Читать книгу Diabetic Retinopathy and Cardiovascular Disease - Группа авторов - Страница 24

Overall, risk prediction models based on traditional cardiovascular risk factors have limited ability to predict outcomes in patients with type 2 diabetes. These risk scores typically include minimal biomarker data, often just a lipid marker. More comprehensive scores may include albuminuria, HbA1c or eGFR. It has been hypothesised that novel biomarkers may exist which could improve cardiovascular risk prediction. Selection of candidate biomarkers has largely been hypothesis-driven, based on known pathophysiological pathways such as cardiac stress, inflammation, matrix remodelling and advanced glycation end products [43]. Numerous individual biomarkers have been shown to be associated with cardiovascular outcomes in patients with diabetes, although the strength of the association and degree of risk inferred is often limited. It has been proposed than inclusion of multiple biomarkers, relating to various pathophysiological mechanisms, may improve risk prediction models. The benefit of including biomarkers in a risk prediction tool can be evaluated by assessing discrimination, calibration and reclassification. Discrimination and calibration are discussed earlier in the chapter. Reclassification is the ability of a particular variable to improve an individuals’ calculated levels of risk beyond the defined thresholds such that their determined risk categories change, thus having an impact on the recommended clinical management.
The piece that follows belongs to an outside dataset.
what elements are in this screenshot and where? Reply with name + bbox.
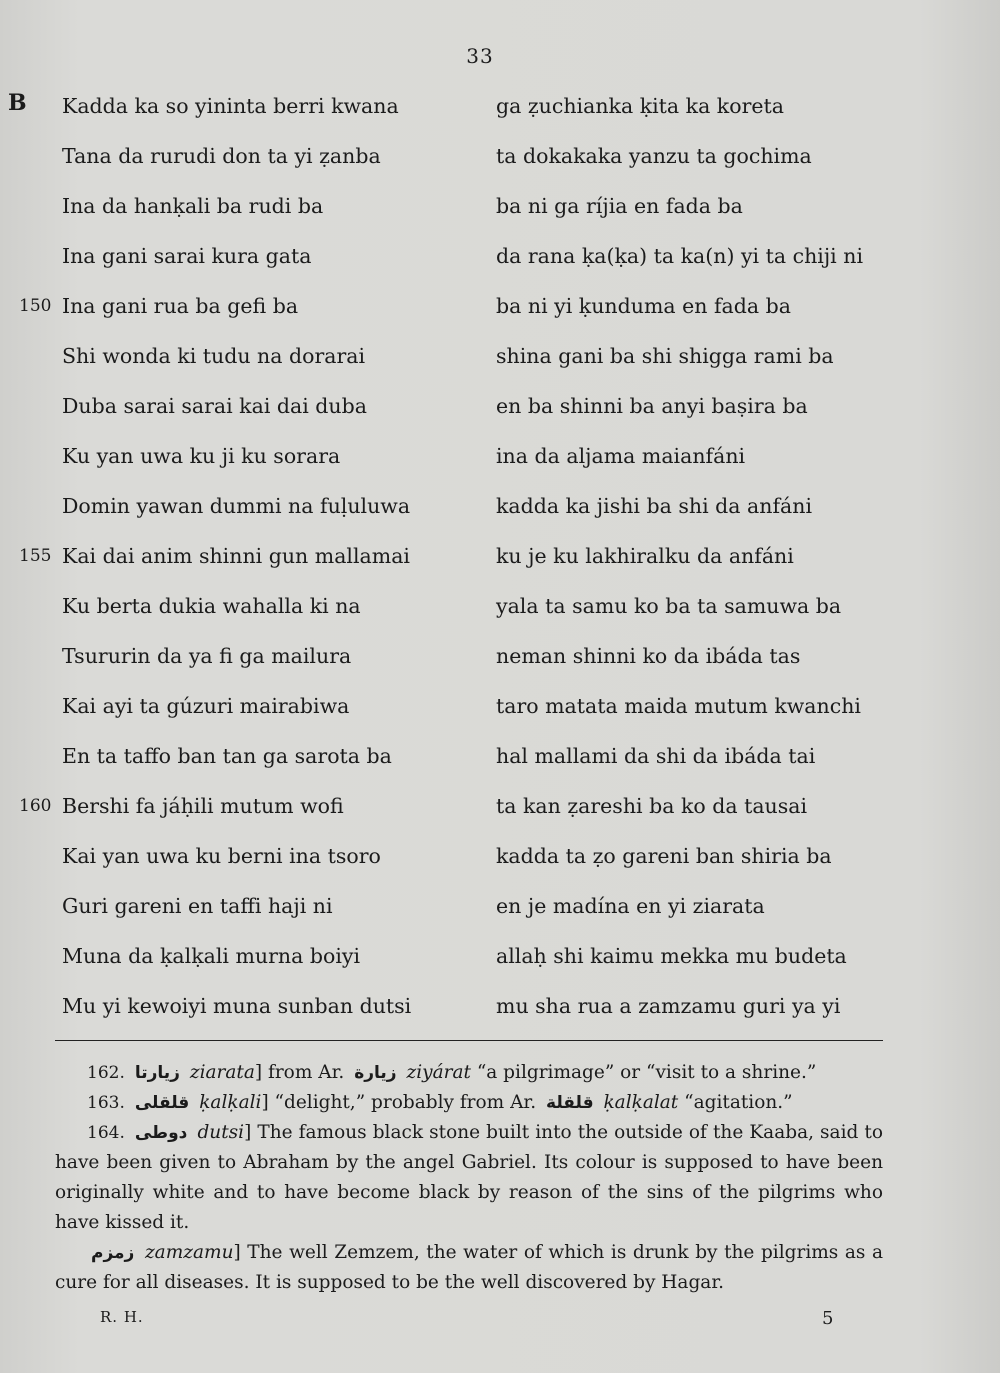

Aside from established biomarkers, such as lipids, eGFR, urine albumin-creatinine ratio and HbA1c, current guidelines do not recommend the routine clinical use of any novel biomarkers [27, 28]. Some of the most well investigated novel biomarkers include N-terminal pro-B-type natriuretic peptide, high-sensitivity troponin T and high-sensitivity C-reactive protein (hsCRP) [43]. Independent associations with cardiovascular outcomes in patients with diabetes have been established for each of these [44–47]. N-terminal pro-B-type natriuretic peptide and high-sensitivity troponin T are both markers of cardiac stress and high-sensitivity C-reactive protein is a marker of inflammation.
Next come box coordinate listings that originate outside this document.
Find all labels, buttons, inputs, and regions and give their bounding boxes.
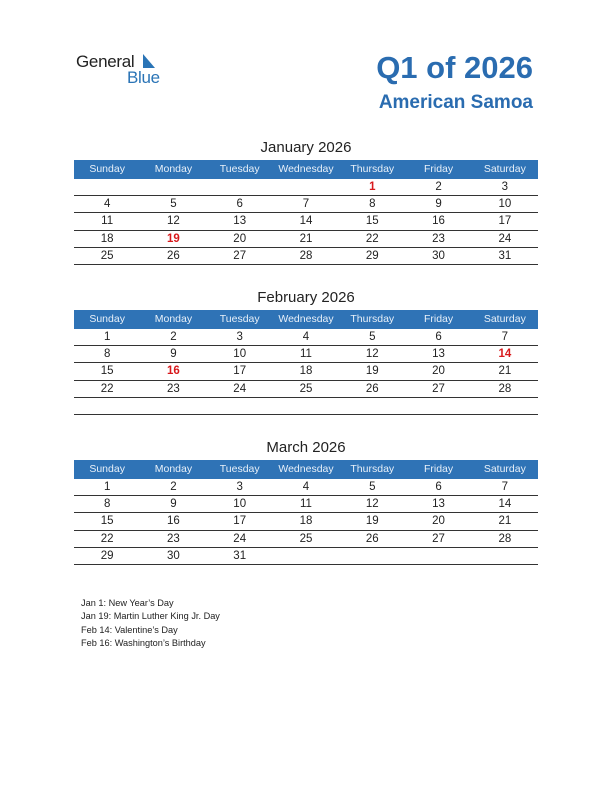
day-cell: [74, 398, 140, 414]
day-cell: 13: [233, 215, 247, 228]
day-cell: 9: [435, 198, 442, 211]
week-row: [74, 231, 538, 248]
day-cell: 9: [170, 498, 177, 511]
day-cell: 2: [170, 481, 177, 493]
day-cell: 17: [498, 215, 512, 228]
week-row: [74, 496, 538, 513]
day-cell: 17: [233, 365, 247, 378]
day-cell: 28: [498, 532, 512, 545]
day-cell: 13: [432, 348, 445, 361]
month-title: March 2026: [266, 439, 346, 456]
day-cell: 7: [501, 331, 509, 343]
day-cell: 1: [103, 331, 111, 343]
week-row: [74, 196, 538, 213]
day-cell: 16: [167, 515, 180, 528]
weekday-label: Thursday: [350, 463, 395, 475]
day-cell: 8: [103, 348, 111, 361]
day-cell: 7: [501, 481, 509, 493]
day-cell: [472, 548, 538, 565]
day-cell: 28: [299, 249, 313, 262]
day-cell: 12: [365, 348, 379, 361]
day-cell: 15: [365, 215, 379, 228]
weekday-header: [74, 160, 538, 179]
day-cell: [74, 179, 140, 196]
weekday-label: Sunday: [89, 163, 125, 175]
day-cell: 13: [432, 498, 445, 511]
logo-general-text: General: [76, 52, 135, 71]
day-cell: 21: [498, 515, 512, 528]
day-cell: 30: [167, 549, 180, 562]
day-cell: 22: [365, 232, 379, 245]
day-cell: 16: [432, 215, 445, 228]
weekday-label: Tuesday: [219, 163, 260, 175]
day-cell: 8: [369, 198, 376, 211]
day-cell: 22: [100, 382, 114, 395]
day-cell: [273, 548, 339, 565]
day-cell: 29: [365, 249, 379, 262]
day-cell: 10: [498, 198, 512, 211]
day-cell: [405, 398, 471, 414]
day-cell: 31: [498, 249, 512, 262]
day-cell: 7: [302, 198, 310, 211]
month-title: January 2026: [260, 139, 352, 156]
day-cell: [207, 398, 273, 414]
day-cell: 18: [299, 515, 313, 528]
day-cell: [273, 398, 339, 414]
holiday-note: Jan 19: Martin Luther King Jr. Day: [81, 611, 220, 622]
day-cell: [140, 398, 206, 414]
day-cell: 24: [498, 232, 512, 245]
day-cell: 4: [302, 331, 310, 343]
region-title: American Samoa: [378, 92, 533, 113]
weekday-label: Sunday: [89, 313, 125, 325]
day-cell: 12: [167, 215, 180, 228]
day-cell: 15: [100, 365, 114, 378]
week-row: [74, 513, 538, 530]
day-cell: 10: [233, 348, 247, 361]
day-cell: 28: [498, 382, 512, 395]
weekday-label: Thursday: [350, 313, 395, 325]
day-cell: 24: [233, 382, 247, 395]
day-cell: 19: [365, 365, 379, 378]
day-cell: 11: [101, 215, 114, 228]
day-cell: 26: [365, 382, 379, 395]
holiday-notes: [81, 597, 220, 650]
day-cell: 6: [435, 331, 442, 343]
day-cell: 2: [170, 331, 177, 343]
day-cell: 9: [170, 348, 177, 361]
weekday-header: [74, 310, 538, 329]
day-cell: 22: [100, 532, 114, 545]
day-cell: 31: [233, 549, 247, 562]
weekday-label: Wednesday: [278, 163, 334, 175]
day-cell: 11: [300, 498, 312, 511]
month-title: February 2026: [257, 289, 355, 306]
week-row: [74, 363, 538, 380]
day-cell: 5: [369, 331, 376, 343]
day-cell: 26: [167, 249, 180, 262]
week-row: [74, 398, 538, 415]
day-cell: [207, 179, 273, 196]
day-cell: 23: [432, 232, 445, 245]
day-cell: 27: [432, 382, 445, 395]
week-row: [74, 179, 538, 196]
calendar-march: [74, 437, 538, 565]
day-cell: 20: [432, 365, 445, 378]
weekday-label: Friday: [423, 163, 454, 175]
weekday-label: Saturday: [483, 313, 526, 325]
day-cell: 1: [369, 181, 376, 193]
logo-blue-text: Blue: [127, 68, 160, 87]
day-cell: 2: [435, 181, 442, 193]
day-cell: 25: [299, 532, 313, 545]
day-cell: 8: [103, 498, 111, 511]
day-cell: 23: [167, 532, 180, 545]
weekday-label: Friday: [423, 313, 454, 325]
day-cell: 6: [435, 481, 442, 493]
day-cell: 11: [300, 348, 312, 361]
calendar-february: [74, 287, 538, 415]
day-cell: 12: [365, 498, 379, 511]
day-cell: 14: [299, 215, 313, 228]
day-cell: 17: [233, 515, 247, 528]
week-row: [74, 548, 538, 565]
weekday-label: Monday: [154, 163, 193, 175]
day-cell: 23: [167, 382, 180, 395]
day-cell: 25: [299, 382, 313, 395]
day-cell: 3: [236, 481, 243, 493]
weekday-label: Tuesday: [219, 313, 260, 325]
day-cell: 5: [369, 481, 376, 493]
day-cell: 19: [365, 515, 379, 528]
day-cell: [273, 179, 339, 196]
day-cell: 29: [100, 549, 114, 562]
day-cell: [339, 548, 405, 565]
day-cell: 15: [100, 515, 114, 528]
weekday-label: Friday: [423, 463, 454, 475]
logo-triangle-icon: [143, 54, 155, 68]
weekday-label: Wednesday: [278, 463, 334, 475]
weekday-label: Saturday: [483, 463, 526, 475]
week-row: [74, 346, 538, 363]
day-cell: 26: [365, 532, 379, 545]
day-cell: 24: [233, 532, 247, 545]
generalblue-logo: [76, 52, 176, 92]
day-cell: 16: [167, 365, 180, 378]
day-cell: 4: [103, 198, 111, 211]
day-cell: 1: [103, 481, 111, 493]
day-cell: [339, 398, 405, 414]
day-cell: 20: [432, 515, 445, 528]
day-cell: 10: [233, 498, 247, 511]
week-row: [74, 213, 538, 230]
weekday-label: Tuesday: [219, 463, 260, 475]
day-cell: [140, 179, 206, 196]
day-cell: 21: [498, 365, 512, 378]
weekday-label: Wednesday: [278, 313, 334, 325]
page-title: Q1 of 2026: [376, 50, 533, 85]
weekday-label: Monday: [154, 313, 193, 325]
day-cell: 20: [233, 232, 247, 245]
day-cell: 30: [432, 249, 445, 262]
week-row: [74, 381, 538, 398]
weekday-label: Thursday: [350, 163, 395, 175]
day-cell: 4: [302, 481, 310, 493]
day-cell: 6: [236, 198, 243, 211]
day-cell: 3: [501, 181, 509, 193]
weekday-label: Monday: [154, 463, 193, 475]
holiday-note: Feb 14: Valentine’s Day: [81, 624, 178, 635]
day-cell: 19: [167, 232, 180, 245]
day-cell: 21: [299, 232, 313, 245]
day-cell: [405, 548, 471, 565]
day-cell: 18: [100, 232, 114, 245]
week-row: [74, 248, 538, 265]
week-row: [74, 329, 538, 346]
weekday-label: Saturday: [483, 163, 526, 175]
week-row: [74, 479, 538, 496]
day-cell: 14: [498, 348, 512, 361]
week-row: [74, 531, 538, 548]
weekday-header: [74, 460, 538, 479]
day-cell: [472, 398, 538, 414]
day-cell: 18: [299, 365, 313, 378]
day-cell: 14: [498, 498, 512, 511]
day-cell: 27: [233, 249, 247, 262]
calendar-january: [74, 137, 538, 265]
holiday-note: Feb 16: Washington’s Birthday: [81, 637, 206, 648]
day-cell: 3: [236, 331, 243, 343]
day-cell: 5: [170, 198, 177, 211]
weekday-label: Sunday: [89, 463, 125, 475]
day-cell: 25: [100, 249, 114, 262]
day-cell: 27: [432, 532, 445, 545]
holiday-note: Jan 1: New Year’s Day: [81, 598, 174, 608]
A few studies have investigated the predicative capabilities of multiple novel biomarkers beyond established risk factors among patients with diabetes [43]. These studies have investigated between 23 and 237 different biomarkers with final models including between 3 and 10 biomarkers [48–50]. Each of these studies showed modest improvements in discrimination and reclassification with the addition of the novel biomarkers to a model based on traditional cardiovascular risk factors. However, it is not known whether these small differences in predictive capability would lead to any meaningful changes in clinical management or to prevention of subsequent cardiovascular outcomes, let alone whether the measurement of multiple biomarkers could be cost-effective.
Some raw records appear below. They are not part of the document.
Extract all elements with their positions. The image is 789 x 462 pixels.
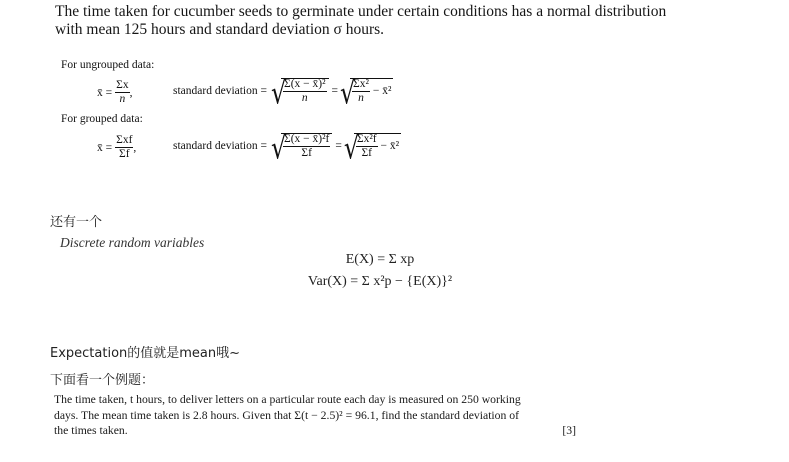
sqrt-1: √ $\frac{\text{Σ(x − x̄)²f}}{\Sigma f}$	[272, 133, 332, 159]
grouped-sd-formula: standard deviation = √ $\frac{\text{Σ(x − x̄)²f}}{\Sigma f}$ = √ $\frac{\text{Σx²f}}{\Sigma f}$ − x̄²	[173, 133, 401, 159]
expectation-formula: E(X) = Σ xp	[345, 252, 415, 267]
note-expectation-mean: Expectation的值就是mean哦~	[50, 346, 241, 361]
note-also-one: 还有一个	[50, 215, 103, 230]
note-example-intro: 下面看一个例题：	[50, 373, 155, 388]
ungrouped-mean-formula: x̄ = $\frac{\Sigma x}{n}$ ,	[97, 79, 133, 105]
sqrt-1: √ $\frac{\text{Σ(x − x̄)²}}{n}$	[272, 78, 329, 104]
sd-label: standard deviation =	[173, 140, 267, 152]
mean-fraction: $\frac{\text{Σxf}}{\Sigma f}$	[116, 134, 133, 160]
mean-lhs: x̄ =	[97, 141, 113, 154]
example-line-3: the times taken.	[54, 424, 128, 437]
ungrouped-label: For ungrouped data:	[61, 59, 155, 71]
discrete-heading: Discrete random variables	[60, 235, 205, 250]
statement-line-2: with mean 125 hours and standard deviation σ hours.	[55, 21, 385, 38]
example-line-2: days. The mean time taken is 2.8 hours. Given that Σ(t − 2.5)² = 96.1, find the standard deviation of	[54, 408, 520, 422]
example-line-1: The time taken, t hours, to deliver letters on a particular route each day is measured on 250 working	[54, 393, 521, 406]
variance-formula: Var(X) = Σ x²p − {E(X)}²	[307, 274, 453, 289]
marks-label: [3]	[562, 424, 576, 437]
grouped-mean-formula: x̄ = $\frac{\text{Σxf}}{\Sigma f}$ ,	[97, 134, 137, 160]
example-problem	[54, 392, 576, 439]
sqrt-2: √ $\frac{\text{Σx²}}{n}$ − x̄²	[341, 78, 393, 104]
sqrt-2: √ $\frac{\text{Σx²f}}{\Sigma f}$ − x̄²	[345, 133, 401, 159]
problem-statement	[55, 3, 755, 39]
ungrouped-sd-formula: standard deviation = √ $\frac{\text{Σ(x − x̄)²}}{n}$ = √ $\frac{\text{Σx²}}{n}$ − x̄²	[173, 78, 393, 104]
grouped-label: For grouped data:	[61, 113, 143, 125]
statement-line-1: The time taken for cucumber seeds to germinate under certain conditions has a normal distribution	[55, 3, 667, 20]
mean-fraction: $\frac{\Sigma x}{n}$	[116, 79, 129, 105]
mean-lhs: x̄ =	[97, 86, 113, 99]
sd-label: standard deviation =	[173, 85, 267, 97]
Most studies to date have looked at biomarkers that relate to known pathophysiological mechanisms of cardiovascular disease. Thus there is a reasonable likelihood that these biomarkers will correlate with known risk factors and provide limited additional predictive capability. Recent developments in approaches to the discovery of novel biomarkers, such as proteomics and metabolomics, can assess hundreds or thousands of potential biomarkers simultaneously. It remains to be seen whether such studies could yield useful biomarkers for predicting cardiovascular disease in patients with diabetes.